| name | notion-llm-config |
| description | Manages the Notion LLM Config Table database tracking model configurations and parameters across multiple model providers. Use when working with the LLM config table, adding models, updating model parameters, or querying model architecture details. |
| allowed-tools | mcp__notion__notion-search, mcp__notion__notion-fetch, mcp__notion__notion-create-pages, mcp__notion__notion-update-page, mcp__notion__notion-update-database, Read, Bash |
Notion LLM Config Table Management
Database Information
- Database ID:
ddfd95bd-109a-4ac6-955c-90541cc53d5e - Data Source ID:
0a9fafd6-2cc2-4d6b-b6f0-3797ea777421 - Location: Family Notes workspace → "LLM config table"

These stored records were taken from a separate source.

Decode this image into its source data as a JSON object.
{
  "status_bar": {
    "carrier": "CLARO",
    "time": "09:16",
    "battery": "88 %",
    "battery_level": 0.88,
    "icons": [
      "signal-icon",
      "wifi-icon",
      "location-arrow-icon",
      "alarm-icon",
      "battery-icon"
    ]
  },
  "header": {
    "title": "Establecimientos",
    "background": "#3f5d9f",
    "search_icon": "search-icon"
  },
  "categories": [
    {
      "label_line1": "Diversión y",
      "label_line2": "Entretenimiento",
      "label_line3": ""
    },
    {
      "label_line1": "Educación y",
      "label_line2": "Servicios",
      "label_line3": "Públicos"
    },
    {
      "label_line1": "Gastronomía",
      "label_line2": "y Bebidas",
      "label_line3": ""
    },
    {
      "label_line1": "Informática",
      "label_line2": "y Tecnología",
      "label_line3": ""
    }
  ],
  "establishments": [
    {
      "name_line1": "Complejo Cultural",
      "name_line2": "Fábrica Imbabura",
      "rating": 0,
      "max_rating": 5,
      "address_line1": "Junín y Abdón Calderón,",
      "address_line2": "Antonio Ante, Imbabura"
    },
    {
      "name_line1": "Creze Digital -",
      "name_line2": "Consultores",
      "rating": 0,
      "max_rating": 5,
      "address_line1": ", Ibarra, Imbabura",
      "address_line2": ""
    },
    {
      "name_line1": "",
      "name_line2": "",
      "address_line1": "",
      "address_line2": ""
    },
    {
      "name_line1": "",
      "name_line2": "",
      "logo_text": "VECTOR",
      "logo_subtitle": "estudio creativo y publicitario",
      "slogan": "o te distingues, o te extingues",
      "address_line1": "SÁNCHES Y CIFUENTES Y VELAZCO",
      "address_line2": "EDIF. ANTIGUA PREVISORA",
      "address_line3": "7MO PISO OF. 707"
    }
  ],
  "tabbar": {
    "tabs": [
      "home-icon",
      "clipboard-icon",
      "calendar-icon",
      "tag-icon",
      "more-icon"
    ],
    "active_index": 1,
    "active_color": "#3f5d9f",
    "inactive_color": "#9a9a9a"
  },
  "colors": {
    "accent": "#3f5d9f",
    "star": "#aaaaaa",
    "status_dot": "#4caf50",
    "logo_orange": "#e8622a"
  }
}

- Purpose: Track LLM model configurations across multiple providers (Llama, GPT-2, Qwen, others)
Data Sources
Llama Models
Primary source: ~/projects/github/llama-models/models/sku_list.py
- Contains all registered Llama models with architecture parameters
- Constants:
LLAMA2_VOCAB_SIZE = 32000,LLAMA3_VOCAB_SIZE = 128256 - WARNING:
sku_list.pyhas incorrectffn_dim_multipliervalues for Llama 2 7B and 13B models- sku_list.py shows 1.3 for all Llama 2 models, but actual checkpoints differ
- Always verify d_ff values against HuggingFace configs, not just sku_list.py
GPT-2 Models
Primary source: HuggingFace config.json files
- Base repos:
openai-community/gpt2,gpt2-medium,gpt2-large,gpt2-xl - All variants: vocab_size=50257, max_context=1024, uses BPE tokenizer
- Uses learned positional embeddings (not RoPE)
User Preferences
- No emojis in any updates or content
- Batch operations preferred over sequential updates
- Focus on practical utility - add "Main" column for filtering to representative models
- Verify calculations - user will catch errors, so double-check formulas
Database Schema Key Columns
Identity
- Model Name (title), Model Family, Model Type, Core Model ID
- HuggingFace Repo, Variant
Architecture Parameters
- d_hidden = model hidden dimension (
dimfrom Llama arch_args) - d_ff = feed-forward hidden dimension (see calculation formulas below)
- d_ff / d_hidden Ratio = d_ff / d_hidden, rounded to 3 decimals
- Llama 2: 2.688 (7B), 2.7 (13B), 3.5 (70B)
- Llama 3+: 2.667 (3B), 3.125 (Guard INT4), 3.25 (405B), 3.5 (most common), 4.0 (1B)
- GPT-2: 4.0 (all variants - standard transformer)
- Null for models without d_ff (Llama 4 has empty arch_args)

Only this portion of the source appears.